Honesty with ourselves is essential to developing both self-compassion and humility. Honesty with a kind and generous self-awareness can help us see our own imperfections and accept where we may have gotten something wrong. In being honest with ourselves, we take the courageous step to acknowledge that being imperfect, failing, and experiencing life’s challenges is inevitable and part of the human experience. In turn, these habits of honesty and humility prepare us to be both truthful and truth-seeking in life’s high-stakes moments.
Honest communication between teachers and parents — about both student learning and the shortcomings of the learning environment — can sow the seeds of change. Yet, if that honesty is not coupled with humility, these key partners in the learning process can lose sight of the ways in which they themselves may contribute to the problem, hinderingtheir efforts toward meaningful change. If they fail to couple their words with civility, the message they want to communicate can be lost in the words and delivery they choose to use.

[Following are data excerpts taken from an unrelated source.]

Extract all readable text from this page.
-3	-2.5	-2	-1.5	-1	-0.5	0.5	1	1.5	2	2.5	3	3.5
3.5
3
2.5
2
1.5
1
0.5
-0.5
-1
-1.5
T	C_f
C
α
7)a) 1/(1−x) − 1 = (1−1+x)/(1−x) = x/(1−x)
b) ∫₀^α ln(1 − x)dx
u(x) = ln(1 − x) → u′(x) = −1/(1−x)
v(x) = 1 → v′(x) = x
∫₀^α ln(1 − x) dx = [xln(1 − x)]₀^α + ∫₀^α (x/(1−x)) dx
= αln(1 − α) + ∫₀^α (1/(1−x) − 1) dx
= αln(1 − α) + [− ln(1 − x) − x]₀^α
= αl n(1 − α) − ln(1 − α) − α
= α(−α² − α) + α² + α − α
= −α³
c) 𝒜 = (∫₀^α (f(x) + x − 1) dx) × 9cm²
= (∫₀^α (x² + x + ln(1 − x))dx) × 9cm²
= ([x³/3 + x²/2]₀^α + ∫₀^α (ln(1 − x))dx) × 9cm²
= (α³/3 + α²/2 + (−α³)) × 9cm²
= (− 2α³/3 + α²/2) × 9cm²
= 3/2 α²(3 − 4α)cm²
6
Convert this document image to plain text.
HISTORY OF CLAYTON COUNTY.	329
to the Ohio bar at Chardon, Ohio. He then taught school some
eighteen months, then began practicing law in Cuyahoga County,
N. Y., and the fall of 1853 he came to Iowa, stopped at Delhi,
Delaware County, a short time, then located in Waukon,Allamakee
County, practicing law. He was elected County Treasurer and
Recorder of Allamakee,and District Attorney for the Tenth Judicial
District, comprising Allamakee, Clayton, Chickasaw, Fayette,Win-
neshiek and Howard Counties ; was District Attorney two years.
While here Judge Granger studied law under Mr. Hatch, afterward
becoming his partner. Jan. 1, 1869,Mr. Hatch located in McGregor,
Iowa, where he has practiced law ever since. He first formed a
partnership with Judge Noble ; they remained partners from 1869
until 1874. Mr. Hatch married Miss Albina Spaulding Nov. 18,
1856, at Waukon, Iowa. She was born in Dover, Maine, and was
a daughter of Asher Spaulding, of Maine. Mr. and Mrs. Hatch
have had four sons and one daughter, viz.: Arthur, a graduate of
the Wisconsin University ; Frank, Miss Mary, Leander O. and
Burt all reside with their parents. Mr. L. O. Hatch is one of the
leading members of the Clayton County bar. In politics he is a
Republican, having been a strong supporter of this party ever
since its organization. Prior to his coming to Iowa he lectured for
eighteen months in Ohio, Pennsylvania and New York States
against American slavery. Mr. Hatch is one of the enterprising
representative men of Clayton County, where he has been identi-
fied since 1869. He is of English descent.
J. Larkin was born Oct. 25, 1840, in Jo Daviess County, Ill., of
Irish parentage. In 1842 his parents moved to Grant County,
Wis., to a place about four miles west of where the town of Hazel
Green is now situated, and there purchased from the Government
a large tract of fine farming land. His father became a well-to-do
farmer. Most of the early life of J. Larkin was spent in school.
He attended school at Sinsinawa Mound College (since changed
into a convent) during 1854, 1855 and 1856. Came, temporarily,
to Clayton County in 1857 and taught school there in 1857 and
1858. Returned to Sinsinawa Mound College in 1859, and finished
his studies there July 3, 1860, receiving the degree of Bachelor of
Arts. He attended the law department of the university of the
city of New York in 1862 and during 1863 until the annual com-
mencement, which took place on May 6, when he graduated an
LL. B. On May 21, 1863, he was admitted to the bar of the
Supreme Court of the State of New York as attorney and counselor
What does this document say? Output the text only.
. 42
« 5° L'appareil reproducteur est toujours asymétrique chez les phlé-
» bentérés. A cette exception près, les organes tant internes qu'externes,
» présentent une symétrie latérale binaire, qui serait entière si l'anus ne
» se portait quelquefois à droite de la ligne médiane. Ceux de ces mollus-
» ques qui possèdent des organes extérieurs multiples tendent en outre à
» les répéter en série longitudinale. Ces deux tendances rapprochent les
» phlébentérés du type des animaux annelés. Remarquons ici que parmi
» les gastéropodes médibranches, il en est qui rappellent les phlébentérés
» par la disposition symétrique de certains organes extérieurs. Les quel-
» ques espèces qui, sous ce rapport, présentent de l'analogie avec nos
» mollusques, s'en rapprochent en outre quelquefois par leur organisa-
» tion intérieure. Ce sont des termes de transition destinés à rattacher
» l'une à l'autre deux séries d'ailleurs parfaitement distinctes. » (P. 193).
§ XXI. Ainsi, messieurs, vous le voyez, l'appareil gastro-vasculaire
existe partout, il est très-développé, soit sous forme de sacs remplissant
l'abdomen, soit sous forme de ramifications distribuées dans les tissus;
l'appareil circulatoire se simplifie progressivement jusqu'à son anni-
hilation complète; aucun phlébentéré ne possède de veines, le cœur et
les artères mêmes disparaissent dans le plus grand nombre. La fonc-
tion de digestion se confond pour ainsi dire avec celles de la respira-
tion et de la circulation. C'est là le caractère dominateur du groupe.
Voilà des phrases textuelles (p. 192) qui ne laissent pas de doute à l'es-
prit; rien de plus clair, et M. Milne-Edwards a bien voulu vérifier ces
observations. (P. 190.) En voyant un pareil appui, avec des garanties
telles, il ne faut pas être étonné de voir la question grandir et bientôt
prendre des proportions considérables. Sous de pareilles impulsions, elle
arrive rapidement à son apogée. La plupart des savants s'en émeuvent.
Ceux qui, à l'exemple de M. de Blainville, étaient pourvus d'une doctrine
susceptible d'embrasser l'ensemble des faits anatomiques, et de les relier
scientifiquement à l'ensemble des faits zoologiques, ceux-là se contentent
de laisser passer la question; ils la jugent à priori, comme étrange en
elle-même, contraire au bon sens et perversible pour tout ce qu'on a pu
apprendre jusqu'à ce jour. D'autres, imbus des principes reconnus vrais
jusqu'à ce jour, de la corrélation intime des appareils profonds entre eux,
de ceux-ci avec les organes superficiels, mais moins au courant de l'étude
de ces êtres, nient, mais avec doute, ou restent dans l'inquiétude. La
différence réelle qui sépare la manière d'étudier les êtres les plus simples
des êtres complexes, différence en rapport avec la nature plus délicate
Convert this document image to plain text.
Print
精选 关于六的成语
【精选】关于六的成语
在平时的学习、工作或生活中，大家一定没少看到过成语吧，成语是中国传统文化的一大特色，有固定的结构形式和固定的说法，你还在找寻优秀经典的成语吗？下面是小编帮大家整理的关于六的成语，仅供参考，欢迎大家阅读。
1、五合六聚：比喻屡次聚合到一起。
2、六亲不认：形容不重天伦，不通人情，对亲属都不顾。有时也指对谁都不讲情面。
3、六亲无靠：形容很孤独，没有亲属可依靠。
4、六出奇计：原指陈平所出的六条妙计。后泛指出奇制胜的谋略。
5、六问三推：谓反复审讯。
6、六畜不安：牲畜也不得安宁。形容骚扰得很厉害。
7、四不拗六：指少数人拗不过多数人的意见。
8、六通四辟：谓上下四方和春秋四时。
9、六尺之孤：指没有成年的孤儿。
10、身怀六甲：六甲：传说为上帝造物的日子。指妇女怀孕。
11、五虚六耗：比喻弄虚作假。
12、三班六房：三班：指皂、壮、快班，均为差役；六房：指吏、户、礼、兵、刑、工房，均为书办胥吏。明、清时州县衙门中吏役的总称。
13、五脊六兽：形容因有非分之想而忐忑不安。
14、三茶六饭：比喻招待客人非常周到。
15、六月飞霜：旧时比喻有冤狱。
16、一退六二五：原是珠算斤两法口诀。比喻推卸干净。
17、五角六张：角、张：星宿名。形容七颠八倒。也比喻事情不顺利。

Honesty is a fundamental building block for equitable learning systems. For equitable change to take place, we must be both honest and humble enough to consider the way that the systems in which we work may sustain unfair conditions or drown out voices who are underrepresented or do not hold power in decision-making processes. Honesty, paired with humility, allows us to gain clarity on values, challenges and effective solutions that might otherwise be hard for us to witness or hear.